Running a Local LLM on AWS Without Losing Your Mind (Mostly)
If you’ve ever tried doing anything moderately unusual in AWS — like running a local LLM such as DeepSeek inside a secure EC2 instance — you probably know the pain I’m about to describe. What should have taken 30 minutes turned into a swirling hell of full disks, memory errors, buried menus, and UI madness.
AWS is a powerful platform, no question. But it feels like it was built by 300 different teams who never spoke to each other. The UI looks sleek on the surface, but every task takes twice as long, and every menu seems to require a treasure map.
Let me walk you through how I got DeepSeek-R1, a powerful local LLM, running inside an EC2 instance — without cloud calls, without GPT, without losing (too much of) my sanity.
Step 1: Spinning Up an EC2 Instance (and Already Regretting It)
I launched a basic EC2 instance. I figured, sure, start with something small — it’s just text inference, right? Wrong. The default storage size was tiny. The default memory was laughable. The UI to configure all this? A maze of modals, tabs, and dropdowns. Changing anything feels like filling out a form in SAP SuccessFactors.
AWS makes you jump through hoops just to get to a basic overview of your instance. There’s no clear, centralized dashboard where you can view and adjust everything from one place. You’re constantly being kicked from “EC2” to “Volumes” to “Instances” to “Snapshots” and back again. I had to reorient myself every 5 clicks.
Step 2: Running Out of Disk Space (Instantly)
As soon as I tried to pull the DeepSeek model using Ollama, the disk filled up and exploded in my face. AWS’s default root volumes are small, and DeepSeek is heavy. I got hit with a brutal “no space left on device” error before the model had even finished downloading.
Finding where to resize the volume was a challenge in itself. You don’t do this from the instance page — oh no. You have to click into the volume separately, open another panel, hit “Modify Volume,” enter a new size (I picked 32 GB), confirm three times, and hope you didn’t miss something.
Once that’s done, you still need to SSH into the instance and manually extend the partition and file system. That means installing tools, running terminal commands, and praying nothing fails. In 2025. In a cloud platform. Seriously?
Step 3: RAM Isn’t RAM Until You Change the Whole Machine
After finally fixing the disk space and downloading the model, I tried running it — only to hit the next wall: “not enough memory.”
Of course.
Unlike other platforms, AWS doesn’t let you just “add more RAM” to a machine. No sliders, no real-time scaling. Instead, you have to stop the instance, pick a new instance type (like t3.large for 8 GB or t3.xlarge for 16 GB), confirm the change, then start it again.
Oh, and don’t forget: you might lose your public IP unless you pinned it. And good luck finding that option if you’re new to the console.

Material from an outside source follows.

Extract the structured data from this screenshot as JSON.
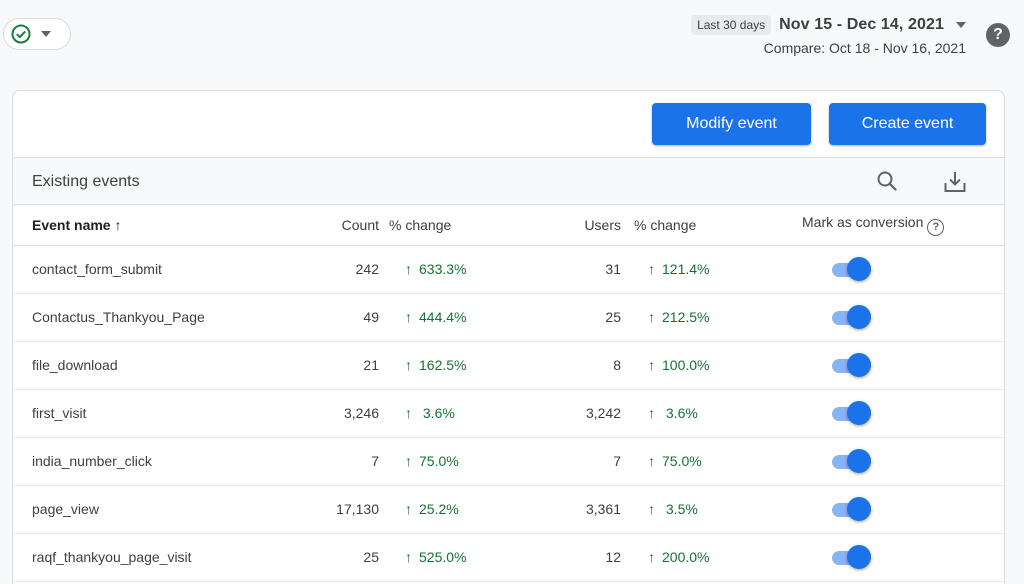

It’s the kind of complexity that makes you feel like you’re doing something wrong, even when you’re not.
Step 4: Finally, It Works — But At What Cost
Once I had enough disk space and memory, Ollama finally ran the DeepSeek model without complaining. I was able to use it offline, inside a fully isolated environment, without any cloud dependencies. It handled coding queries, Linux help, text generation — and it felt incredibly satisfying.
But it took so much unnecessary effort to get there.
Conclusion: AWS Is Powerful, But Hostile
AWS gives you the building blocks, but absolutely none of the scaffolding. If you just want to “try something,” be ready to work through ten different consoles, install packages manually, resize volumes with CLI tools, and deal with cryptic error messages.
Would I recommend running local LLMs in AWS? Sure — if you have a reason. But if you want developer-friendly, intuitive cloud infrastructure? There are easier, saner options.
I got DeepSeek working. But not before AWS tried to convince me to quit a dozen times.